Dr. Volker (Patrick Gilmore) was feeling a bit under the weather. Good thing T.J. (Alaina Huffman) has just gained access to Destiny’s diagnostic equipment, because tests reveal he is suffering from advanced kidney disease, and his only hope is a transplant. Meanwhile, Chloe (Elyse Levesque) fell asleep while awaiting a connection with the communication stones, enabling the consciousness of the late Ginn to enter her body. Since Ginn (Julie McNiven) was killed while swapping bodies with Dr. Amanda Perry (Kathleen Munroe), impressions of both of their minds were left in the ether, still linked to the stones. The personas were struggling for control of Chloe’s body. The consciousness-swapping was particularly hard on Eli (David Blue) and Rush (Robert Carlyle), who were at first elated to see the objects of their affections return, only to realize that they faced losing them all over again.
This was one of those timey-wimey episodes that takes a little concentration to follow, but rewards the careful viewer. The story and its timeline absolutely do hold up, and the story works without relying on technobabble to justify/dismiss what happens. It’s just another example of how entertaining “hard” science fiction can be when leavened with a bit of time travel and vivid characters.

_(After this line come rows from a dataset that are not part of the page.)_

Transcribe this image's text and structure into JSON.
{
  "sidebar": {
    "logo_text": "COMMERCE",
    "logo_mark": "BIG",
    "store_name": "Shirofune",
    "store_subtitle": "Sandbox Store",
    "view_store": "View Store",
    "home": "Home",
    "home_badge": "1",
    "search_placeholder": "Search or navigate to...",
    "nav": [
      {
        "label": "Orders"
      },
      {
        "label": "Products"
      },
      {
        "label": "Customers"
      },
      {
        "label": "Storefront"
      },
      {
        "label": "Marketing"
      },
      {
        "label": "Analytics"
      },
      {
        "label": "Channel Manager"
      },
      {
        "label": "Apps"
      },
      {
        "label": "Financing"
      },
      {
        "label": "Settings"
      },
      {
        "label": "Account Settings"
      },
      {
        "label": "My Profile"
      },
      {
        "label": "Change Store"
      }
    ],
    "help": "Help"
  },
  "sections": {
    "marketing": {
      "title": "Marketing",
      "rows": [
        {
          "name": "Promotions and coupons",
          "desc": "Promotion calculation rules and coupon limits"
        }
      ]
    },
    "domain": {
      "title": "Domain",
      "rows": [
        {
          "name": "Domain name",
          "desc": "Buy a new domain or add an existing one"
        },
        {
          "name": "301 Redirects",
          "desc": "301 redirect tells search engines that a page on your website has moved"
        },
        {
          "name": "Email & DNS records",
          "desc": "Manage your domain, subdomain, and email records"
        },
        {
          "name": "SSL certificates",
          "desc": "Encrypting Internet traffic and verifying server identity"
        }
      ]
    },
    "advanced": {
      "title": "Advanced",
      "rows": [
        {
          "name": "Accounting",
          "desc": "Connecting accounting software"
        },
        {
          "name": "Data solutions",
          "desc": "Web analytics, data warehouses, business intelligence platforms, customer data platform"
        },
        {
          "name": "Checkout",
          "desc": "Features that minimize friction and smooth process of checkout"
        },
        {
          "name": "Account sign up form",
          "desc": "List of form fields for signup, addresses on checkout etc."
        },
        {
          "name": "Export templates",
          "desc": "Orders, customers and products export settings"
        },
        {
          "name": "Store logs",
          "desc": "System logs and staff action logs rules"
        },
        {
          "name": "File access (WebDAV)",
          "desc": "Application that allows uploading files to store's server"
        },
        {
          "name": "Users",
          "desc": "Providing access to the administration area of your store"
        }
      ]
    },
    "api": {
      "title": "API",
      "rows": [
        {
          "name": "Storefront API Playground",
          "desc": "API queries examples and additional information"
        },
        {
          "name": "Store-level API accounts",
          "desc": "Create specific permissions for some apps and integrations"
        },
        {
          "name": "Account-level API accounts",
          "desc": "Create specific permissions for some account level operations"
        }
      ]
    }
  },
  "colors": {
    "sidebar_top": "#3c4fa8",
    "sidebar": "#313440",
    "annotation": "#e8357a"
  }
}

The story saw Eli (David Blue) figure out a new way to dial Earth while Destiny refuels inside a star. The decision was made to give his plan a try, but Rush (Robert Carlyle) was adamantly against it, because while the math worked, conditions in the heart of a star are inherently unstable, and there were too many ways it could have gone down twisted. Young (Louis Ferreira) decided to give it a try, before they can dial out, they are interrupted by the arrival of their shuttle – carrying Dr. Rush. The Rush in the shuttle explained that he had been bounced back some 12 hours in time after Destiny’s attempt to dial home went disastrously wrong. In fact, the attempt resulted in the deaths of almost everyone except himself, and the loss of Destiny. Young had to decide whether to go through with the potentially risky procedure (armed with foreknowledge of what happened/will happen). The discovery of the derelict time-jumped Destiny put the kibosh on attempting to dial Earth.